Bibb opens on his own and gives such a beautiful performance of Guy Clark's "The Cape." He sings clearly with a deep connection to this song as well as his own material and the stories, themes, and people in the songs and does so with minimal affectation. He relies on that connection and his guests to provide color and detail. Staffan Astner joins Bibb for the remainder of the show and members of Psalm4 join them for the final three songs.
Astner's electric lead adds fire and injects energy without destroying the show's intimacy. He holds back and augments Bibb's acoustic picking. He is effective throughout, often playing restrained, melodic leads and beautiful tone.

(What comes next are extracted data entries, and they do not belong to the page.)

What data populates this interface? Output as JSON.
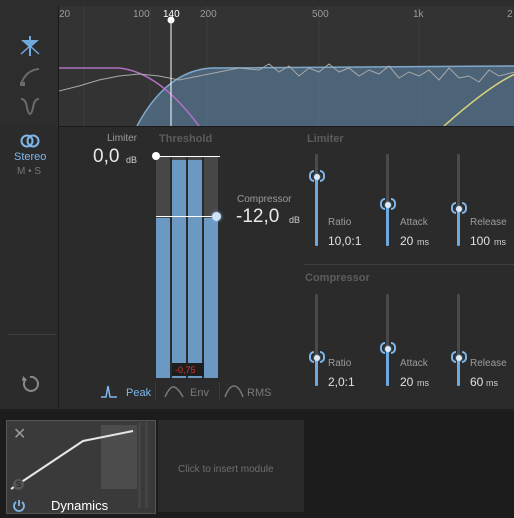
{
  "analyzer": {
    "freq_labels": [
      "20",
      "100",
      "140",
      "200",
      "500",
      "1k",
      "2"
    ]
  },
  "left_panel": {
    "stereo_label": "Stereo",
    "ms_label": "M • S"
  },
  "limiter_block": {
    "label": "Limiter",
    "value": "0,0",
    "unit": "dB"
  },
  "threshold": {
    "label": "Threshold",
    "peak_readout": "-0,75",
    "meter_levels": [
      0.72,
      0.98,
      0.98,
      0.72
    ]
  },
  "compressor_block": {
    "label": "Compressor",
    "value": "-12,0",
    "unit": "dB"
  },
  "detection_modes": {
    "peak": "Peak",
    "env": "Env",
    "rms": "RMS",
    "selected": "Peak"
  },
  "limiter_section": {
    "title": "Limiter",
    "ratio": {
      "label": "Ratio",
      "value": "10,0:1",
      "level": 0.75
    },
    "attack": {
      "label": "Attack",
      "value": "20",
      "unit": "ms",
      "level": 0.45
    },
    "release": {
      "label": "Release",
      "value": "100",
      "unit": "ms",
      "level": 0.4
    }
  },
  "compressor_section": {
    "title": "Compressor",
    "ratio": {
      "label": "Ratio",
      "value": "2,0:1",
      "level": 0.3
    },
    "attack": {
      "label": "Attack",
      "value": "20",
      "unit": "ms",
      "level": 0.4
    },
    "release": {
      "label": "Release",
      "value": "60",
      "unit": "ms",
      "level": 0.3
    }
  },
  "module_strip": {
    "module_name": "Dynamics",
    "empty_slot_text": "Click to insert module"
  },
  "colors": {
    "accent": "#6fa9de",
    "meter_red": "#e0352b",
    "lowcut_curve": "#b06fc1",
    "highcut_curve": "#d8d27a"
  }
}
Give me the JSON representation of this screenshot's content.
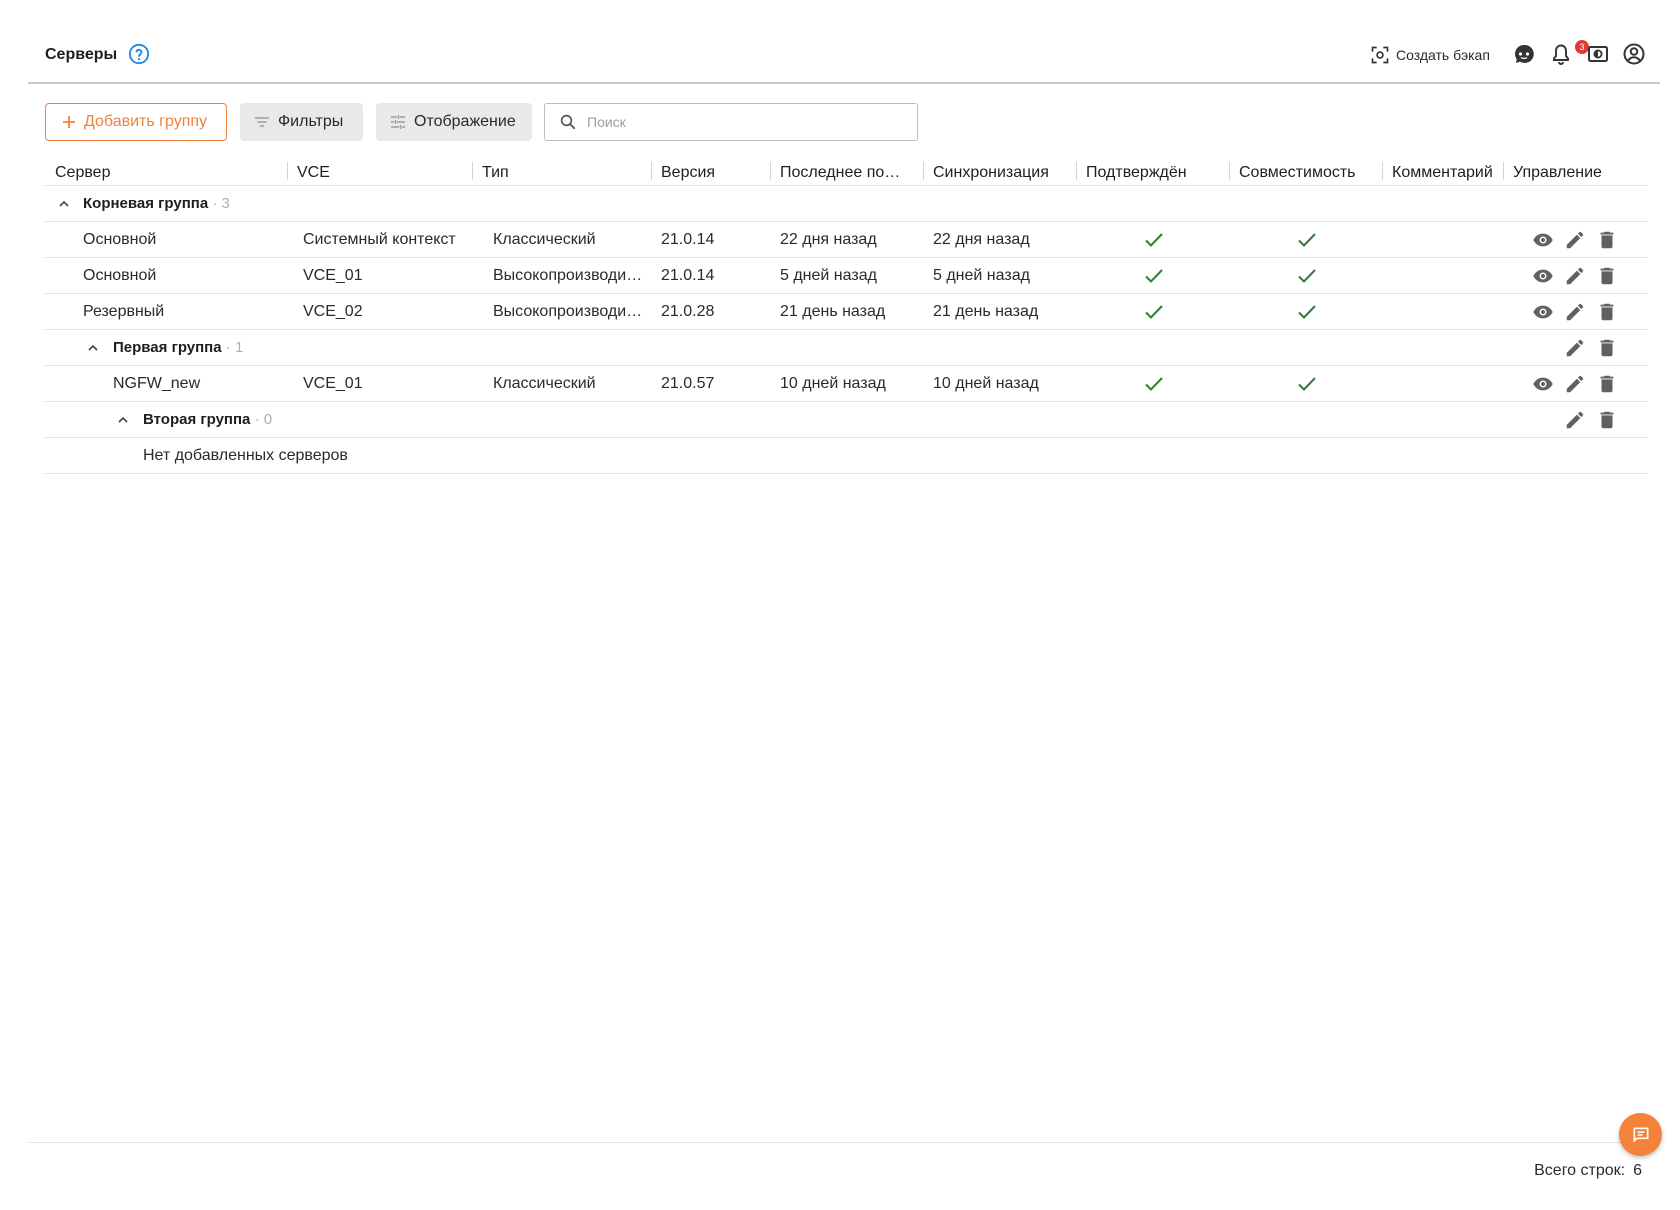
{
  "header": {
    "title": "Серверы",
    "backup_label": "Создать бэкап",
    "notifications_count": "3",
    "icons": [
      "help-icon",
      "screenshot-icon",
      "assistant-icon",
      "bell-icon",
      "display-icon",
      "account-icon"
    ]
  },
  "toolbar": {
    "add_group_label": "Добавить группу",
    "filters_label": "Фильтры",
    "display_label": "Отображение",
    "search_placeholder": "Поиск"
  },
  "columns": [
    "Сервер",
    "VCE",
    "Тип",
    "Версия",
    "Последнее по…",
    "Синхронизация",
    "Подтверждён",
    "Совместимость",
    "Комментарий",
    "Управление"
  ],
  "groups": [
    {
      "name": "Корневая группа",
      "count": "3",
      "rows": [
        {
          "server": "Основной",
          "vce": "Системный контекст",
          "type": "Классический",
          "version": "21.0.14",
          "last": "22 дня назад",
          "sync": "22 дня назад",
          "confirmed": true,
          "compatible": true,
          "comment": ""
        },
        {
          "server": "Основной",
          "vce": "VCE_01",
          "type": "Высокопроизводи…",
          "version": "21.0.14",
          "last": "5 дней назад",
          "sync": "5 дней назад",
          "confirmed": true,
          "compatible": true,
          "comment": ""
        },
        {
          "server": "Резервный",
          "vce": "VCE_02",
          "type": "Высокопроизводи…",
          "version": "21.0.28",
          "last": "21 день назад",
          "sync": "21 день назад",
          "confirmed": true,
          "compatible": true,
          "comment": ""
        }
      ]
    },
    {
      "name": "Первая группа",
      "count": "1",
      "rows": [
        {
          "server": "NGFW_new",
          "vce": "VCE_01",
          "type": "Классический",
          "version": "21.0.57",
          "last": "10 дней назад",
          "sync": "10 дней назад",
          "confirmed": true,
          "compatible": true,
          "comment": ""
        }
      ]
    },
    {
      "name": "Вторая группа",
      "count": "0",
      "empty_text": "Нет добавленных серверов"
    }
  ],
  "footer": {
    "total_label": "Всего строк:",
    "total_value": "6"
  },
  "colors": {
    "accent": "#f0823c",
    "check": "#2e7d32",
    "badge": "#e53935"
  }
}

The duo of Bibb and Astner perform three songs from Booker's Guitar, Bibb's most recent studio album. "Tell Riley" is inspired by and a tribute to Riley B. King, better known to the world as B.B. King. It's a great song and Astner plays some B.B.-esque licks on it as homage. His lead work on "Walkin' Blues Again," is forceful yet minimalist, complementing Bibb's acoustic picking.
Psalm4's Glen Scott adds piano to the mix and it brings depth to "Connected" as Astner again delivers outstanding lead guitar. Some artists are swallowed by their guests or overshadow them but that doesn't happen on Troubadour Live. Bibb maintains his central role and benefits from the sympathetic contributions from his guests.
By the time the remaining members of Psalm4 -- Andre De Lange and Paris Renita -- join Scott, Astner, and Bibb on "New World Comin' Through," they have transcended the blues and created a soaring gospel-soul hybrid.
Troubadour Live is the kind of record that sticks with you long after it has finished. Live albums rarely deliver on the promise but this does, providing a rich, deep, spiritual experience and it can be relived because someone had the good sense to roll tape.